I get two different songs for about 30 seconds
That’s probably normal. Each time you press Record, Audacity will create a new audio track starting from zero. The difference between straight Record and Overdubbing is Overdubbing tries to play all available tracks to your headphones while you’re recording.
Yes, if you press play when you’re finished recording, Audacity will try to play everything one atop the other. You can select what it heard with the MUTE and SOLO buttons to the left of each track.
People get terrifically lost when they also have recording from Stereo-Mix selected.
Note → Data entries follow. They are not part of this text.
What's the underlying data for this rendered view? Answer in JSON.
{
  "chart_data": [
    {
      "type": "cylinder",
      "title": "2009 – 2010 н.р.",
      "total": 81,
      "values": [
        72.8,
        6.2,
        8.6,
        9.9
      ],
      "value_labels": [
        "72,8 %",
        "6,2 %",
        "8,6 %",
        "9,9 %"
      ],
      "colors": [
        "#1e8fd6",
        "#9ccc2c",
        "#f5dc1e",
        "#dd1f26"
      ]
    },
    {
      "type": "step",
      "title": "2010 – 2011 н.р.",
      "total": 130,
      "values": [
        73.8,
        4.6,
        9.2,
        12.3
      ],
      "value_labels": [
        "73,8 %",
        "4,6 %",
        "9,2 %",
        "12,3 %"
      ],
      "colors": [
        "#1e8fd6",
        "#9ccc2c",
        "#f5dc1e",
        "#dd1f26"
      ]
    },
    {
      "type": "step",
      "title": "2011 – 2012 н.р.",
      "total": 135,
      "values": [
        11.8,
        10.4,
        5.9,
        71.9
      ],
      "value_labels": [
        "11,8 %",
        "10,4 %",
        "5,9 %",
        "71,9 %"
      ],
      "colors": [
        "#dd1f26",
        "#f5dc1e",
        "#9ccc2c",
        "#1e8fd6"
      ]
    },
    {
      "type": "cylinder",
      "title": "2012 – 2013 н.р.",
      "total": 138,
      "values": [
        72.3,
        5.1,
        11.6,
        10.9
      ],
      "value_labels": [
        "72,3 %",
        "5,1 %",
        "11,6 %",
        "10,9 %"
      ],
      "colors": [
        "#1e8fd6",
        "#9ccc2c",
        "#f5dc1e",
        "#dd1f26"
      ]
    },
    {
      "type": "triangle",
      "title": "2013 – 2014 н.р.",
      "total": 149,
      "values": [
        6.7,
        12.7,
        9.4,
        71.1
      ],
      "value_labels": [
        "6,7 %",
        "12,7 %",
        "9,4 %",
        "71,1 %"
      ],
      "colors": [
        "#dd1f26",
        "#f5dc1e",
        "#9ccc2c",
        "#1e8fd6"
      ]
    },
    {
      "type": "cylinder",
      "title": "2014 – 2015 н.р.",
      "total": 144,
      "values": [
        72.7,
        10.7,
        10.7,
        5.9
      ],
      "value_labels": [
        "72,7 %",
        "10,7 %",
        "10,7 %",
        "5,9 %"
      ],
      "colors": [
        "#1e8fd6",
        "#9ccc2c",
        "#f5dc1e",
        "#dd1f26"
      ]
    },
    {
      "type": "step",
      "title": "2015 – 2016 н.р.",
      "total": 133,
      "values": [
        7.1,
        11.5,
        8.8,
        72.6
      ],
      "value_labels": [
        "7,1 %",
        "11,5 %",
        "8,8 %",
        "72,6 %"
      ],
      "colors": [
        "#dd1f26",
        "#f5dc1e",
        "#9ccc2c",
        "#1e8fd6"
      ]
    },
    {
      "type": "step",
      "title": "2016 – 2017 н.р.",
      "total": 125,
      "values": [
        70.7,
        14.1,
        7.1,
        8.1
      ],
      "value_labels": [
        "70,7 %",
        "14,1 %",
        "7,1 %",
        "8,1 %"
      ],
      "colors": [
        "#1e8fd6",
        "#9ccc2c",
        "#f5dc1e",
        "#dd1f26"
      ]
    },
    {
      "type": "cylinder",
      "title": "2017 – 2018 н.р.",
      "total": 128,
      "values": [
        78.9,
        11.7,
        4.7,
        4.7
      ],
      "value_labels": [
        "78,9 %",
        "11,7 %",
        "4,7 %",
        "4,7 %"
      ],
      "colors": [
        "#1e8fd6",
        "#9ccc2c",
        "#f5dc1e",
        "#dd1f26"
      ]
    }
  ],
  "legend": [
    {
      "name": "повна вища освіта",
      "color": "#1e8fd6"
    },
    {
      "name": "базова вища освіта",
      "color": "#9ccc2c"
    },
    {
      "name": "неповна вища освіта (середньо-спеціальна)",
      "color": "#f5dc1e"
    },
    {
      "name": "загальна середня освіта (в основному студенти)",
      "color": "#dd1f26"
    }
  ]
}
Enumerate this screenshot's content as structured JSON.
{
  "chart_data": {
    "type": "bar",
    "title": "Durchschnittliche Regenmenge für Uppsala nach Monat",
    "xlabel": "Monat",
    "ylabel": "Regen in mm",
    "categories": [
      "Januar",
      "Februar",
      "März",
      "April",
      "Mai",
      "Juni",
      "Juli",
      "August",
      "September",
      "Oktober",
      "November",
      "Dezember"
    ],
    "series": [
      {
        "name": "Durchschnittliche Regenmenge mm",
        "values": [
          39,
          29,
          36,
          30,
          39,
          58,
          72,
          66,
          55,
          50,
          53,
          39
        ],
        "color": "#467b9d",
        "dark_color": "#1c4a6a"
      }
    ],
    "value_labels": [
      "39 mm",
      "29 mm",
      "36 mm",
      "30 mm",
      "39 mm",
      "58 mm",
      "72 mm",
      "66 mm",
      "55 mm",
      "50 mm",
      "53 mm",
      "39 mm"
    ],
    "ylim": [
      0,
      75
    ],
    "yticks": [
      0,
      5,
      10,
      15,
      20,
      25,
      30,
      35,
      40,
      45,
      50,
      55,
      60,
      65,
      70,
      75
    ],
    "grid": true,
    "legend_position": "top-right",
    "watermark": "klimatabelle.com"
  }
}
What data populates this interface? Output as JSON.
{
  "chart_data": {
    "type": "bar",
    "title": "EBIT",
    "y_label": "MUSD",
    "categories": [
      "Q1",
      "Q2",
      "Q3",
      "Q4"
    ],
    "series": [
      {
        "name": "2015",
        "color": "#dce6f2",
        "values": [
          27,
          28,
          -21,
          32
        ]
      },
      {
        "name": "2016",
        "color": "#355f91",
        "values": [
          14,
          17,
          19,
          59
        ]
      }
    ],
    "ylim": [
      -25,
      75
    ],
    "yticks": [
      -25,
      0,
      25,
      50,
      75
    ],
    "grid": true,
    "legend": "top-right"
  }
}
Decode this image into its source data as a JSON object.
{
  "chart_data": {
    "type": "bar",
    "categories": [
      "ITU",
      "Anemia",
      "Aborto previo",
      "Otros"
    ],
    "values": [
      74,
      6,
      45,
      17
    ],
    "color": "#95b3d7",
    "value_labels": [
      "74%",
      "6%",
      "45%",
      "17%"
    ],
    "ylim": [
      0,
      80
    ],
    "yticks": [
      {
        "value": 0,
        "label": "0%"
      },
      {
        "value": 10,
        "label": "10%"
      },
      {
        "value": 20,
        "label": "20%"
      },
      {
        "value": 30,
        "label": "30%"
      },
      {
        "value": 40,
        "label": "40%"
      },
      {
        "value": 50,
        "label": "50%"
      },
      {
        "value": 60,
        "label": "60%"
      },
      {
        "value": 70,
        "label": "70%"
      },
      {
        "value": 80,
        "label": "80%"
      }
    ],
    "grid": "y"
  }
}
In that case, they get their new voice in addition to all the other tracks on the new track.
Do you like to record YouTube sound tracks? That’s not a good setting to have when you’re overdubbing.
Actually Koz you’re being over-modest here - you wrote pretty much all of that tutorial set
Yes, but I didn’t organize and post it. You did. Koz
Appreciate the help. That last one told me that I did not a have a problem. I just THOUGHT I did. I guess that’s what us old fogys get for trying all this stuff that’s for all the younger generations. Oh, well, at least you taught this old dog a new trick, Red Baron
Yes but there should not be echo with Audacity’s Software Playthrough when recording a tape deck, unless Windows is already playing the audio (which is hardware playthrough on Windows XP, so no delay) or unless stereo mix is being recorded (which is wrong, record from line-in instead). Or unless of course you are also listening to the tape deck through its own speakers.
It is convenient if you are recording from the middle of a tape to be able to hear what you are recording or about to record.